Natural-Language Agent Harnesses

Type: kb/sources/types/snapshot.md · Tags: academic-paper

Author: Linyue Pan, Lexiao Zou, Shuo Guo, Jingchen Ni, Hai-Tao Zheng Source: https://arxiv.org/html/2603.25723 Date: March 26, 2026

Abstract

The paper introduces Natural-Language Agent Harnesses (NLAHs) and an Intelligent Harness Runtime (IHR) to externalize agent control logic as executable, portable artifacts. Rather than burying harness design in controller code, this approach exposes orchestration patterns through structured natural language bound to explicit contracts and durable artifacts.

Core Contribution

Modern agents increasingly succeed or fail based on their surrounding "harness"—the control stack managing multi-step reasoning, tool use, memory, and verification. The authors argue that harness logic should become "a first-class research artifact rather than incidental glue" by making it explicit, comparable, and ablatable.

Key Components

NLAHs expose: - Contracts (inputs, outputs, validation gates, retry rules) - Roles (solver, verifier, researcher, orchestrator) - Stage structure (plan → execute → verify → repair) - Adapters and scripts (deterministic hooks for tests, retrieval) - State semantics (artifact persistence across steps) - Failure taxonomy (named recovery modes)
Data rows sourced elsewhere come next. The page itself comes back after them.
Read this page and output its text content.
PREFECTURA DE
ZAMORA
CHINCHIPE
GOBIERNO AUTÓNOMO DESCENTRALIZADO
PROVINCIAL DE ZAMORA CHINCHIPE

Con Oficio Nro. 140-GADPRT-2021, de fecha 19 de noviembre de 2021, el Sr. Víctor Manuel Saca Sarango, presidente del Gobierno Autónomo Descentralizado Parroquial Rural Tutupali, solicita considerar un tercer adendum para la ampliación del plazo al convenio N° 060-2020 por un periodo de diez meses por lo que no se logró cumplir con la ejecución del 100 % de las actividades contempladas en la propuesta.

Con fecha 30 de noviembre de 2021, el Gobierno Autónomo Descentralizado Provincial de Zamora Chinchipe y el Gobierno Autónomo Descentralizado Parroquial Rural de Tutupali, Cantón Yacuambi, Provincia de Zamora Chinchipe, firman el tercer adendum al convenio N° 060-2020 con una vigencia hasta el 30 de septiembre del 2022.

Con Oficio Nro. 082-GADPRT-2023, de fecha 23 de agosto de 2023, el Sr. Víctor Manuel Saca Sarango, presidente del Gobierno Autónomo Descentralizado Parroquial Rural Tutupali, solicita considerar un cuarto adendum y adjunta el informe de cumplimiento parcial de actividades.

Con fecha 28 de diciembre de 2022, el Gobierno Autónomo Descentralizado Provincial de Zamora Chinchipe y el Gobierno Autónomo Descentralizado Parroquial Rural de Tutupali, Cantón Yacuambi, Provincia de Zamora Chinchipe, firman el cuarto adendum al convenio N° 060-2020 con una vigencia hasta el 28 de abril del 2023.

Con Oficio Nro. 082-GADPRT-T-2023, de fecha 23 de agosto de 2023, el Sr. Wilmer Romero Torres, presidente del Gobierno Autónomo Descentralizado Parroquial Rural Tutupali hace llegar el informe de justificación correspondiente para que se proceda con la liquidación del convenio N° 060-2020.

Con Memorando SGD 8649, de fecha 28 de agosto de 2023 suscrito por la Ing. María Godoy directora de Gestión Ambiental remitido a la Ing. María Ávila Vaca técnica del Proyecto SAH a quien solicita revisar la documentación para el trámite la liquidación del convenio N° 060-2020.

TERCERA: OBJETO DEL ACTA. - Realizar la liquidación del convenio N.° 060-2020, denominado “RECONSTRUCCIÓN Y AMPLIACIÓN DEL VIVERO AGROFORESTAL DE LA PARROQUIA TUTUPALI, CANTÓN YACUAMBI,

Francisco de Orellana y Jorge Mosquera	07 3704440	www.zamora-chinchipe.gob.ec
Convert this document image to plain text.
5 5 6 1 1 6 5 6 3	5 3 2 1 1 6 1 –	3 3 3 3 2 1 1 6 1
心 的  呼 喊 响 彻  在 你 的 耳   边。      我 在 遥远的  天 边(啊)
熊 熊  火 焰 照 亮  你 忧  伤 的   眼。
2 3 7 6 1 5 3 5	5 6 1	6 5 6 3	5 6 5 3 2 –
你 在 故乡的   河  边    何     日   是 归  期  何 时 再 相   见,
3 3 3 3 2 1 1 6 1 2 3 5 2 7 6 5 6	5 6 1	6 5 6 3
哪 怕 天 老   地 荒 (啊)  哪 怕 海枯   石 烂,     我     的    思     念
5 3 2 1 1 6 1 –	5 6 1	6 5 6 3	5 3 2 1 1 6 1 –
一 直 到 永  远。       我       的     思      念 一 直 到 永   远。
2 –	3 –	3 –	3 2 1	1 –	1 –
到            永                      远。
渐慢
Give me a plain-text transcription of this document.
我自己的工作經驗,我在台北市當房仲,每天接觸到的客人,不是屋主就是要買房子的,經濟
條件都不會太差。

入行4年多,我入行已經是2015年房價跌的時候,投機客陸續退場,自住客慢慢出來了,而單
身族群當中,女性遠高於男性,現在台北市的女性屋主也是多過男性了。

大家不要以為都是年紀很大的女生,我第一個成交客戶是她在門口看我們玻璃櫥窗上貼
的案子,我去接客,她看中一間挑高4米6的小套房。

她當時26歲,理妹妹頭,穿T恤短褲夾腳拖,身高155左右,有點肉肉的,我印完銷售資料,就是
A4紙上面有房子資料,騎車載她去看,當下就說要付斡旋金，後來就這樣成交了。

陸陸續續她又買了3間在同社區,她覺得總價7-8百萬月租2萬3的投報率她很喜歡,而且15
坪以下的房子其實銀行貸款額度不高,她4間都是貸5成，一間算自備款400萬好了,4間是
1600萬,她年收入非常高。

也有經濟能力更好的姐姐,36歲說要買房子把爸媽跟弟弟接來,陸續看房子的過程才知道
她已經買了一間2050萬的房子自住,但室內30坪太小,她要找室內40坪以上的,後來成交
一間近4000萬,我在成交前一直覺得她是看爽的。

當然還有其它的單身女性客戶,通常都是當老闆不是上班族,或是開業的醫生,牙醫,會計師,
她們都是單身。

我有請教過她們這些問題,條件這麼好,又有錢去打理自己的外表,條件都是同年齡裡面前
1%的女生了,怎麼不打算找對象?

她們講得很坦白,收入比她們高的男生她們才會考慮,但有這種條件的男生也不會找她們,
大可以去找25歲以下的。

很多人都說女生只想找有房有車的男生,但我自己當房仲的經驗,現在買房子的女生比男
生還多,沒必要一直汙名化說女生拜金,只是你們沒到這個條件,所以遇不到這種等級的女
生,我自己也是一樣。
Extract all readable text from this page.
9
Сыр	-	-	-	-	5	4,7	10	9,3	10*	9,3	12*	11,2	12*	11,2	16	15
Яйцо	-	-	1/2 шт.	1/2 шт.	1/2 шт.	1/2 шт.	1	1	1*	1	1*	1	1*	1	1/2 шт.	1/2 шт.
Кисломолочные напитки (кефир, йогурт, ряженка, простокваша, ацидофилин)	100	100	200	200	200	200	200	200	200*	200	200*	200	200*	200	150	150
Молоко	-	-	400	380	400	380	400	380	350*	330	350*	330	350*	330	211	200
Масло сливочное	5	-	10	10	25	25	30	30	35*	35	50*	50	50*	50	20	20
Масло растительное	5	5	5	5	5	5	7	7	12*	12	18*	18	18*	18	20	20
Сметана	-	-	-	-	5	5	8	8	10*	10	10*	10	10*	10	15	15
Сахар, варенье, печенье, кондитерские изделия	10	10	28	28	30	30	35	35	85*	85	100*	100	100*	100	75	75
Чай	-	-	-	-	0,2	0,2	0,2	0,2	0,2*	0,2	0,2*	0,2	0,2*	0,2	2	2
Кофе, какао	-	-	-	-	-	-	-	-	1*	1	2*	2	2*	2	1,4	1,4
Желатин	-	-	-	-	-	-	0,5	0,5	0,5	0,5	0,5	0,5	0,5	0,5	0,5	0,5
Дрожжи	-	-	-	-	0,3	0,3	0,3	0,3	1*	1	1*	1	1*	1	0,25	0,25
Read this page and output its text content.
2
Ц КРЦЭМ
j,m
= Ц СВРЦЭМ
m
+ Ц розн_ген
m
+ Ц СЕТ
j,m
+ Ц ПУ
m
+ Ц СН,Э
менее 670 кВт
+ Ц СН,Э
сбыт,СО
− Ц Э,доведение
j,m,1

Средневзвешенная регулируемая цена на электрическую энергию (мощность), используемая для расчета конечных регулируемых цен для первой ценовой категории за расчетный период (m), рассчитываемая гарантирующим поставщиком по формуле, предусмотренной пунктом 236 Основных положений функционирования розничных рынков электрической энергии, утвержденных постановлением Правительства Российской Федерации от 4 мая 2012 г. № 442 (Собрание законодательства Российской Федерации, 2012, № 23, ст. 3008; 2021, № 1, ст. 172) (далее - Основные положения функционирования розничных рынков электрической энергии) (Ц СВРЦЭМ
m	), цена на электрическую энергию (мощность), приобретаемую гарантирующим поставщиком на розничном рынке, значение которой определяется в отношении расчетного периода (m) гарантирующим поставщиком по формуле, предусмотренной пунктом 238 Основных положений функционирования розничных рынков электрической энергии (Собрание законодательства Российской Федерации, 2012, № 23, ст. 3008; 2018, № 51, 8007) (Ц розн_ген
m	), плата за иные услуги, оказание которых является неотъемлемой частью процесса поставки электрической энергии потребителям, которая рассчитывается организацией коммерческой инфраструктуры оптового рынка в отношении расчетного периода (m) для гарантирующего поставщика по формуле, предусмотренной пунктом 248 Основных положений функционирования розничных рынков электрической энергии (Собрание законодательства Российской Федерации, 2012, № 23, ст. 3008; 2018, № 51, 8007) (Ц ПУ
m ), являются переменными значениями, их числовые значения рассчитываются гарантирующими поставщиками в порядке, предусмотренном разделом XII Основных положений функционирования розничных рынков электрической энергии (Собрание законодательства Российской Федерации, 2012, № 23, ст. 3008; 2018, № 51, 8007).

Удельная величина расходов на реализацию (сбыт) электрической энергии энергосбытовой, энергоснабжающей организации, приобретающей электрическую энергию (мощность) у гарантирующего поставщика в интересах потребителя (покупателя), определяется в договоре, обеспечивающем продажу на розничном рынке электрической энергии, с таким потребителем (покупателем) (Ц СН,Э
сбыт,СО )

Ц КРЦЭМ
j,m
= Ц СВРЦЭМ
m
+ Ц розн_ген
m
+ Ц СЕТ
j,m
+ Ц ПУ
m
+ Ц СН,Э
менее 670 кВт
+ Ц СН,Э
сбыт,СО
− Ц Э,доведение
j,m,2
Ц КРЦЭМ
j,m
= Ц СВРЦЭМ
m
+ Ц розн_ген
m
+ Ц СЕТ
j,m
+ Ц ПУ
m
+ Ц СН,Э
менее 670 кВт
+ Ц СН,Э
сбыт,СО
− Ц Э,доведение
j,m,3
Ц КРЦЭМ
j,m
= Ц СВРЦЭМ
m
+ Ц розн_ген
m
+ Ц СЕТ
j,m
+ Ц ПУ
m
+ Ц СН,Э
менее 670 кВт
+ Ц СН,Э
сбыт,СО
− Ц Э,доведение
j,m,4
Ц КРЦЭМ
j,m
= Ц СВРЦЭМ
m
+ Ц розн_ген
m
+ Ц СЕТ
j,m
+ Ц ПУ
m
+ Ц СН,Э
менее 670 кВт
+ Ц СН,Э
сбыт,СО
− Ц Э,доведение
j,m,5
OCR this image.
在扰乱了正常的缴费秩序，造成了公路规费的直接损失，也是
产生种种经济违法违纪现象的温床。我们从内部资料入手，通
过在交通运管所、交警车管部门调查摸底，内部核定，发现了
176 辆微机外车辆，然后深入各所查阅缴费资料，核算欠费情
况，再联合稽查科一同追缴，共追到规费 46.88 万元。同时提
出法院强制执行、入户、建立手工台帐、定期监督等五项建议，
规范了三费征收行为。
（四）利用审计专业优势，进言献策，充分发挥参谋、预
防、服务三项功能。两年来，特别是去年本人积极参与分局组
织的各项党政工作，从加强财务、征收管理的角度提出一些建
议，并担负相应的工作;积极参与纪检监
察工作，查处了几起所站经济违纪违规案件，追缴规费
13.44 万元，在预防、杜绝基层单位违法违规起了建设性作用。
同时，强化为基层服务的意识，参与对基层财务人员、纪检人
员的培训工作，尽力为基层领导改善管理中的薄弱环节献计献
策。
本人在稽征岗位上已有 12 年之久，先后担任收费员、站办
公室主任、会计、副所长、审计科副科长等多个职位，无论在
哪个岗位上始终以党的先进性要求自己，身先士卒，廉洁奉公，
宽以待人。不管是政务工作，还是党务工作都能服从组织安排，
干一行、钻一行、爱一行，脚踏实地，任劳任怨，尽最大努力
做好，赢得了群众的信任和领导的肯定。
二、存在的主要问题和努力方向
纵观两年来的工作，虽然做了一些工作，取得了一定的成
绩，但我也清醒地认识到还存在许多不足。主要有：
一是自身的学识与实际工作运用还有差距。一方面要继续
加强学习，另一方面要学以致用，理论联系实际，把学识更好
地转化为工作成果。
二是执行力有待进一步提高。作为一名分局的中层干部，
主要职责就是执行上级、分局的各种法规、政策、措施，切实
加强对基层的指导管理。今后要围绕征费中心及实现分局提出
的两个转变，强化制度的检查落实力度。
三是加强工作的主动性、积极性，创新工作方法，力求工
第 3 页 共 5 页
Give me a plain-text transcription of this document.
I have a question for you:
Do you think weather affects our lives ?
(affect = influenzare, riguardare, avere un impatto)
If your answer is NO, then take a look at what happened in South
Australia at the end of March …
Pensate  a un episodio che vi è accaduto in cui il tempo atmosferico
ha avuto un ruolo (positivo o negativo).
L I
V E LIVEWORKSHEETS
IHR features: - In-loop LLM interpreting harness logic directly - Separation of shared runtime charter from task-specific logic - Agent calls bounded by explicit execution contracts - File-backed state module for durability under context truncation

Experimental Evidence

Evaluations on SWE-bench Verified and OSWorld examined:

  1. RQ1 (Behavioral Effect): Process metrics changed significantly; most SWE instances showed concentrated effects on frontier cases rather than uniform improvement

  2. RQ2 (Module Ablation): Self-evolution tightened solve loops; file-backed state improved auditability; verifier and search added structure but sometimes diverged from benchmark acceptance criteria

  3. RQ3 (Code-to-Text Migration): Native code harnesses shifting to "file-backed state and artifact-backed verification" under natural-language execution, with improved observability but relocated reliability mechanisms

Key Finding

"More explicit structure does not automatically improve end-task performance." Modules help most when they tighten alignment between intermediate behavior and evaluator acceptance—not simply by adding process layers.

Design Philosophy

The work treats natural language as carrying "editable, inspectable orchestration logic" while code handles deterministic operations. It positions harness engineering as a controllable scientific object amenable to systematic study and automated optimization.